Barack Obama Plans to Support Mexican Minors Trying to Cross the U.S. Border

By Ma. Elena| Dec 15, 2015

Barack Obama has increased contingency funding for the unaccompanied minors crossing the U.S.-Mexico border illegally in the past two months, but his administration admitted that there is still shortage of finances to house the children.

In a letter issued to Connecticut Rep. Rosa DeLauro, Sylvia Burwell, the secretary of the Department of Health and Human Services, or HHS, said that despite the rise of contingency funding requested by the president, the agency experiences financial deficiency that could result to a border crisis, similar to "the situation we faced in (2014) when children were left at the border for unacceptable periods of time," the Guardian reported.

"While it is impossible to know if these trends will continue for the duration of the fiscal year, we are very concerned about having adequate resources to meet the needs of the unaccompanied children that are being referred for HHS services," the secretary wrote in the letter obtained by Politico.

Agency spokesman Mark Weber said that Burwell is speaking with Congress members to ensure that they are prepared, and that the letter doesn't demand funds beyond Obama's budget request, the Guardian added.

In October and November, the U.S. Border Patrol recorded a total of 10,588 unaccompanied children crossing the U.S.-Mexico border, an uptick from the 5,129 who arrived during the same two months last year, the Guardian wrote. The increase has already pushed the agency to open two shelters in Texas and in California.

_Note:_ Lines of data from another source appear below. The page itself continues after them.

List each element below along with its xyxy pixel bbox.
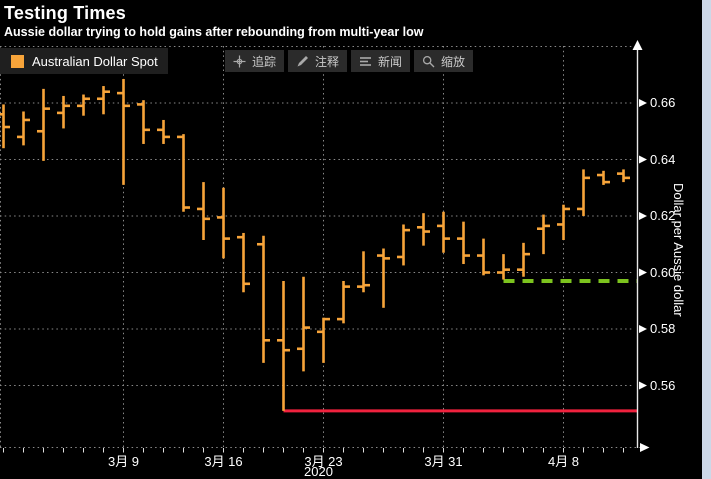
ohlc-bar (597, 170, 610, 185)
ohlc-bar (517, 242, 530, 277)
ohlc-bar (177, 134, 190, 212)
ohlc-bar (77, 94, 90, 116)
zoom-button[interactable]: 缩放 (414, 50, 474, 72)
x-tick-label: 3月 23 (304, 454, 343, 469)
magnifier-icon (422, 55, 435, 68)
page-edge-strip (702, 0, 711, 479)
y-axis-title: Dollar per Aussie dollar (671, 183, 686, 317)
y-tick-arrow-icon (639, 268, 647, 277)
ohlc-bar (577, 169, 590, 216)
ohlc-bar (197, 182, 210, 241)
y-tick-label: 0.66 (650, 95, 676, 110)
y-tick-label: 0.62 (650, 208, 676, 223)
track-button-label: 追踪 (252, 54, 277, 69)
y-tick-label: 0.58 (650, 321, 676, 336)
legend-item[interactable]: Australian Dollar Spot (0, 48, 168, 74)
x-tick-label: 4月 8 (547, 454, 580, 469)
y-tick-arrow-icon (639, 212, 647, 220)
y-tick-label: 0.64 (650, 151, 676, 167)
ohlc-bar (137, 100, 150, 144)
track-button[interactable]: 追踪 (225, 50, 285, 72)
page-subtitle: Aussie dollar trying to hold gains after… (4, 25, 424, 39)
ohlc-bar (617, 169, 630, 183)
ohlc-bar (557, 204, 570, 241)
ohlc-bar (17, 111, 30, 146)
ohlc-bar (257, 235, 270, 363)
x-tick-label: 3月 16 (204, 454, 243, 469)
ohlc-bar (537, 214, 550, 255)
ohlc-bar (37, 88, 50, 161)
x-tick-label: 3月 31 (424, 454, 463, 469)
ohlc-bar (297, 276, 310, 372)
ohlc-bar (117, 78, 130, 185)
page-title: Testing Times (4, 3, 126, 23)
y-axis-arrow-icon (632, 40, 643, 50)
ohlc-bar (437, 211, 450, 253)
news-lines-icon (359, 55, 372, 68)
ohlc-bar (57, 95, 70, 129)
ohlc-bar (217, 187, 230, 259)
x-axis-year-label: 2020 (304, 464, 333, 479)
zoom-button-label: 缩放 (441, 54, 466, 69)
x-tick-label: 3月 9 (107, 454, 140, 469)
y-tick-label: 0.56 (650, 377, 676, 393)
ohlc-bar (357, 251, 370, 293)
news-button[interactable]: 新闻 (351, 50, 411, 72)
crosshair-icon (233, 55, 246, 68)
ohlc-bar (97, 86, 110, 115)
ohlc-bar (0, 104, 10, 149)
ohlc-bar (477, 238, 490, 276)
ohlc-bar (337, 280, 350, 324)
annotate-button-label: 注释 (315, 54, 340, 69)
ohlc-bar (417, 213, 430, 246)
ohlc-bar (317, 317, 330, 363)
ohlc-bar (277, 280, 290, 411)
ohlc-bar (457, 221, 470, 265)
series-label: Australian Dollar Spot (32, 53, 158, 69)
news-button-label: 新闻 (378, 54, 403, 69)
y-tick-label: 0.60 (650, 264, 676, 280)
annotate-button[interactable]: 注释 (288, 50, 348, 72)
chart-toolbar: 追踪 注释 新闻 缩放 (225, 50, 474, 72)
ohlc-bar (237, 232, 250, 293)
ohlc-bar (157, 119, 170, 144)
y-tick-arrow-icon (639, 99, 647, 107)
series-swatch-icon (11, 54, 24, 68)
x-axis-arrow-icon (640, 443, 650, 452)
ohlc-bar (397, 224, 410, 266)
y-tick-arrow-icon (639, 381, 647, 390)
ohlc-bar (497, 254, 510, 280)
y-tick-arrow-icon (639, 155, 647, 164)
ohlc-bar (377, 248, 390, 308)
y-tick-arrow-icon (639, 325, 647, 333)
pencil-icon (296, 55, 309, 68)
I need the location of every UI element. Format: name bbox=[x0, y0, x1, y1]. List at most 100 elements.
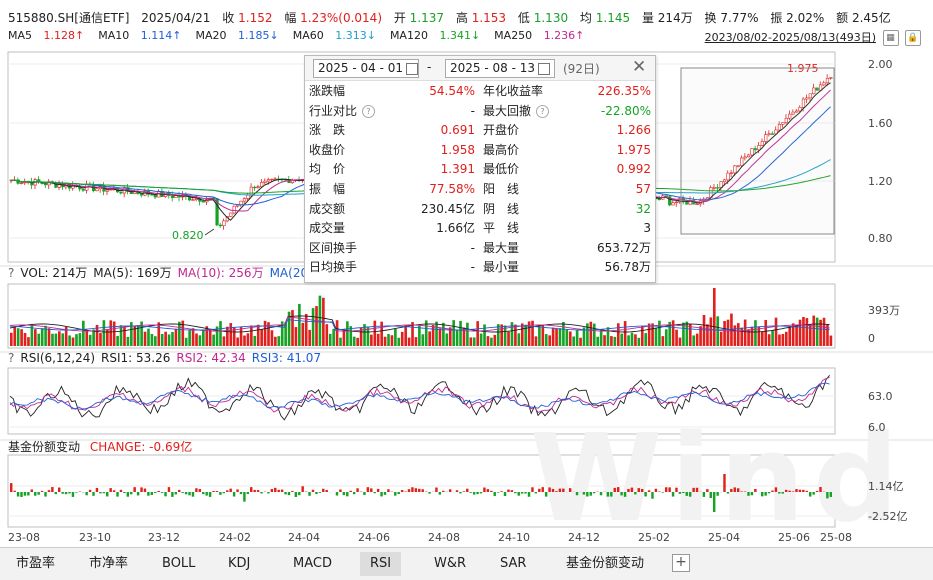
fund-title: 基金份额变动 bbox=[8, 440, 80, 454]
volume-bar bbox=[41, 328, 44, 346]
volume-bar bbox=[576, 330, 579, 346]
tab-3[interactable]: KDJ bbox=[218, 552, 260, 576]
volume-bar bbox=[295, 327, 298, 346]
amount-value: 2.45亿 bbox=[852, 11, 891, 25]
x-axis-label: 25-06 bbox=[778, 531, 810, 544]
volume-bar bbox=[569, 331, 572, 346]
tab-5[interactable]: RSI bbox=[360, 552, 401, 576]
volume-bar bbox=[27, 337, 30, 346]
fund-bar bbox=[103, 492, 105, 493]
avg-value: 1.145 bbox=[596, 11, 630, 25]
volume-bar bbox=[638, 338, 641, 346]
volume-bar bbox=[185, 338, 188, 346]
volume-bar bbox=[147, 329, 150, 346]
fund-bar bbox=[658, 491, 660, 492]
fund-bar bbox=[504, 492, 506, 496]
calendar-icon[interactable] bbox=[406, 63, 418, 75]
x-axis-label: 23-10 bbox=[79, 531, 111, 544]
fund-bar bbox=[511, 490, 513, 492]
volume-bar bbox=[404, 325, 407, 346]
volume-bar bbox=[353, 337, 356, 346]
fund-bar bbox=[583, 492, 585, 495]
add-tab-button[interactable]: + bbox=[672, 554, 690, 572]
volume-bar bbox=[291, 310, 294, 346]
tab-7[interactable]: SAR bbox=[490, 552, 536, 576]
volume-bar bbox=[603, 335, 606, 346]
tab-2[interactable]: BOLL bbox=[152, 552, 205, 576]
volume-bar bbox=[641, 326, 644, 346]
volume-bar bbox=[79, 333, 82, 346]
volume-bar bbox=[277, 336, 280, 346]
fund-bar bbox=[449, 489, 451, 492]
help-icon[interactable]: ? bbox=[8, 351, 14, 365]
fund-bar bbox=[229, 489, 231, 492]
start-date-input[interactable]: 2025 - 04 - 01 bbox=[313, 59, 419, 78]
tab-1[interactable]: 市净率 bbox=[79, 552, 138, 576]
volume-bar bbox=[377, 334, 380, 346]
volume-bar bbox=[490, 338, 493, 346]
fund-bar bbox=[212, 491, 214, 492]
volume-bar bbox=[600, 330, 603, 346]
date-range-selector[interactable]: 2023/08/02-2025/08/13(493日) ▦ 🔒 bbox=[705, 29, 921, 46]
vol-axis-label: 0 bbox=[868, 332, 875, 345]
calendar-icon[interactable]: ▦ bbox=[883, 30, 899, 46]
tab-4[interactable]: MACD bbox=[283, 552, 342, 576]
volume-bar bbox=[500, 324, 503, 346]
fund-bar bbox=[730, 489, 732, 492]
fund-bar bbox=[216, 491, 218, 492]
fund-bar bbox=[168, 487, 170, 492]
fund-bar bbox=[356, 488, 358, 492]
stat-value: 1.266 bbox=[617, 121, 651, 140]
fund-bar bbox=[806, 491, 808, 492]
volume-bar bbox=[192, 328, 195, 346]
indicator-tabs: 市盈率市净率 BOLL KDJ MACD RSI W&R SAR 基金份额变动 + bbox=[0, 547, 933, 580]
end-date-input[interactable]: 2025 - 08 - 13 bbox=[445, 59, 555, 78]
volume-bar bbox=[675, 330, 678, 346]
fund-bar bbox=[771, 491, 773, 492]
volume-bar bbox=[631, 333, 634, 346]
fund-bar bbox=[809, 492, 811, 497]
help-icon[interactable]: ? bbox=[8, 266, 14, 280]
stat-label: 阴 线 bbox=[483, 200, 519, 219]
volume-bar bbox=[415, 337, 418, 346]
candle-body bbox=[154, 195, 157, 197]
fund-bar bbox=[75, 492, 77, 493]
fund-bar bbox=[37, 492, 39, 495]
tab-8[interactable]: 基金份额变动 bbox=[556, 552, 654, 576]
ma-item: MA10 1.114↑ bbox=[98, 29, 189, 42]
fund-axis-label: 1.14亿 bbox=[868, 480, 904, 493]
close-value: 1.152 bbox=[238, 11, 272, 25]
ma-item: MA250 1.236↑ bbox=[494, 29, 592, 42]
volume-bar bbox=[219, 321, 222, 346]
fund-bar bbox=[253, 490, 255, 492]
fund-bar bbox=[17, 492, 19, 496]
fund-bar bbox=[607, 492, 609, 497]
tab-0[interactable]: 市盈率 bbox=[6, 552, 65, 576]
fund-bar bbox=[336, 492, 338, 496]
volume-bar bbox=[116, 336, 119, 346]
volume-bar bbox=[679, 338, 682, 346]
volume-bar bbox=[51, 334, 54, 346]
volume-bar bbox=[548, 335, 551, 346]
x-axis-label: 25-08 bbox=[820, 531, 852, 544]
tab-6[interactable]: W&R bbox=[424, 552, 476, 576]
volume-bar bbox=[459, 321, 462, 346]
calendar-icon[interactable] bbox=[538, 63, 550, 75]
volume-bar bbox=[692, 335, 695, 346]
volume-bar bbox=[572, 336, 575, 346]
fund-bar bbox=[514, 492, 516, 493]
lock-icon[interactable]: 🔒 bbox=[905, 30, 921, 46]
close-icon[interactable]: ✕ bbox=[632, 57, 646, 77]
volume-bar bbox=[494, 335, 497, 346]
interval-stats-popup[interactable]: 2025 - 04 - 01 - 2025 - 08 - 13 (92日) ✕ … bbox=[304, 55, 656, 283]
candle-body bbox=[44, 184, 47, 185]
popup-stat-row: 最大回撤?-22.80% bbox=[305, 102, 655, 121]
fund-bar bbox=[655, 489, 657, 492]
fund-bar bbox=[353, 492, 355, 494]
help-icon[interactable]: ? bbox=[536, 105, 549, 118]
fund-bar bbox=[151, 492, 153, 495]
volume-bar bbox=[487, 336, 490, 346]
fund-bar bbox=[223, 492, 225, 493]
volume-bar bbox=[373, 321, 376, 346]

Obama's administration is looking to avoid replicating the crisis in the summer of 2014, when tens of thousands of children and families surged over the southwest border. Border Patrol holding areas "became overcrowded, with children sleeping on concrete floors covered by aluminum foil-like blankets," the news outlet noted. There were also an outpouring of children arriving unaccompanied, which the U.S. government and the White House labeled as "a humanitarian crisis."

The law dictates that unaccompanied child migrants from countries that don't border the U.S. must be handed over to the HHS within 72 hours of being detained, the Guardian reported. The government is responsible for their welfare until they are united with a relative or sponsor in the U.S., which allows immigration courts to rule on their cases.

Burwell said that immigrants -- who commonly hail from El Salvador, Guatemala, and Honduras -- leave their home countries due to several reasons, such as "economic instability, drought, and violence in Central America," Politico listed.

Mexico has taken action on migrants within its borders and returned plenty of them to their home countries, the Guardian wrote. However, experts said that smugglers have devised new ways around checkpoints and have established new bribery networks to get migrants across the border.